UniCon: Unidirectional Information Flow for Effective Control of Large-Scale Diffusion Models
Fanghua Yu, Jinjin Gu, Jinfan Hu, Zheyuan Li, Chao Dong
TL;DR
This paper tackles the high computational cost of training adapters for large diffusion-based generators by removing gradient backpropagation through the diffusion backbone. It introduces UniCon, a unidirectional information flow where the diffusion network feeds a trainable adapter that directly outputs the final image, eliminating the need to compute diffusion gradients during adapter training. The approach yields substantial memory and speed gains (approximately a one-third reduction in VRAM and roughly 2.3x faster training) and allows larger adapters without extra compute, while achieving precise control and high-quality generation across multiple conditional tasks and backbone architectures. Ablation and comparison studies show UniCon outperforms ControlNet and T2I-Adapter in controllability and fidelity, with connector design (ZeroFT) and full preservation of the base diffusion model further reinforcing performance and stability.
Abstract
We introduce UniCon, a novel architecture designed to enhance control and efficiency in training adapters for large-scale diffusion models.

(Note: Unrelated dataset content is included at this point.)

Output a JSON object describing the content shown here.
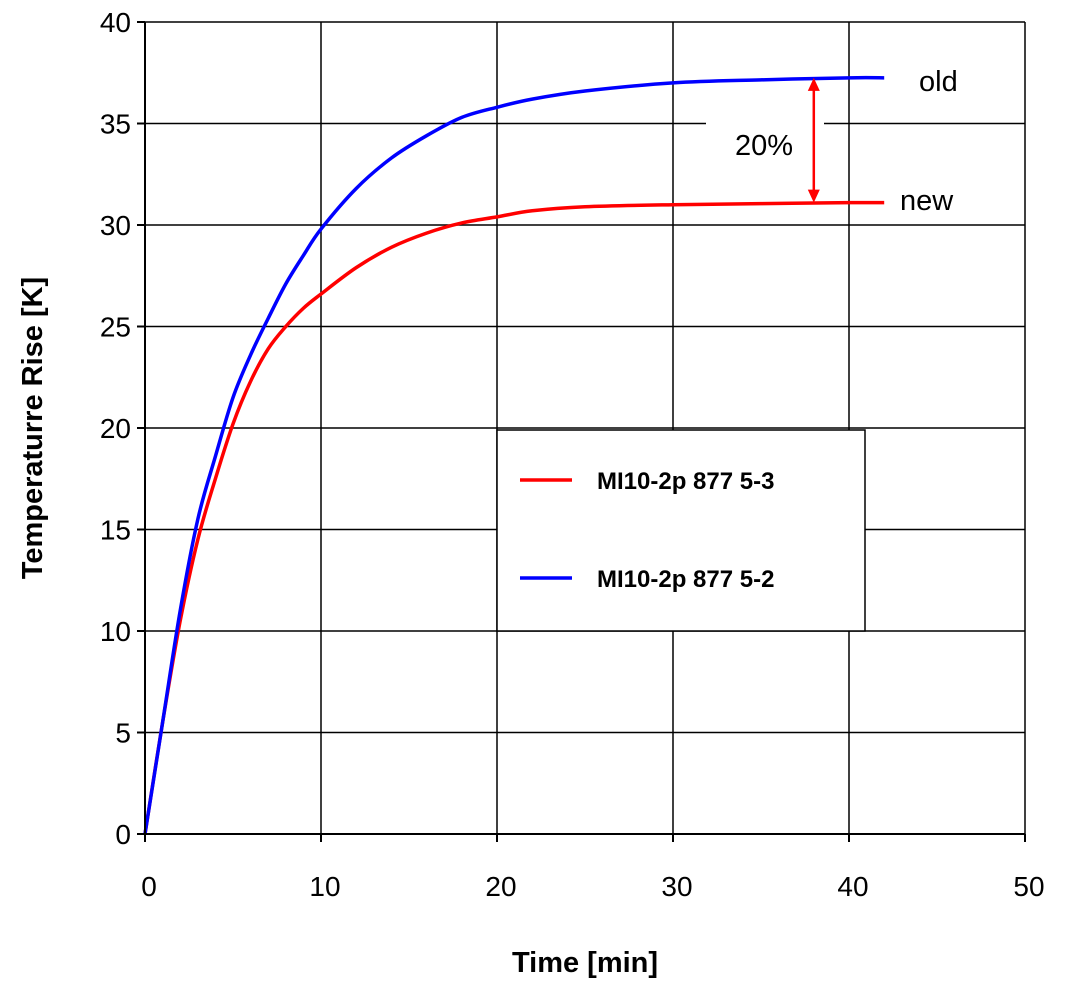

Unlike existing methods that rely on bidirectional interaction between the diffusion model and control adapter, UniCon implements a unidirectional flow from the diffusion network to the adapter, allowing the adapter alone to generate the final output. UniCon reduces computational demands by eliminating the need for the diffusion model to compute and store gradients during adapter training. Our results indicate that UniCon reduces GPU memory usage by one-third and increases training speed by 2.3 times, while maintaining the same adapter parameter size. Additionally, without requiring extra computational resources, UniCon enables the training of adapters with double the parameter volume of existing ControlNets. In a series of image conditional generation tasks, UniCon has demonstrated precise responsiveness to control inputs and exceptional generation capabilities.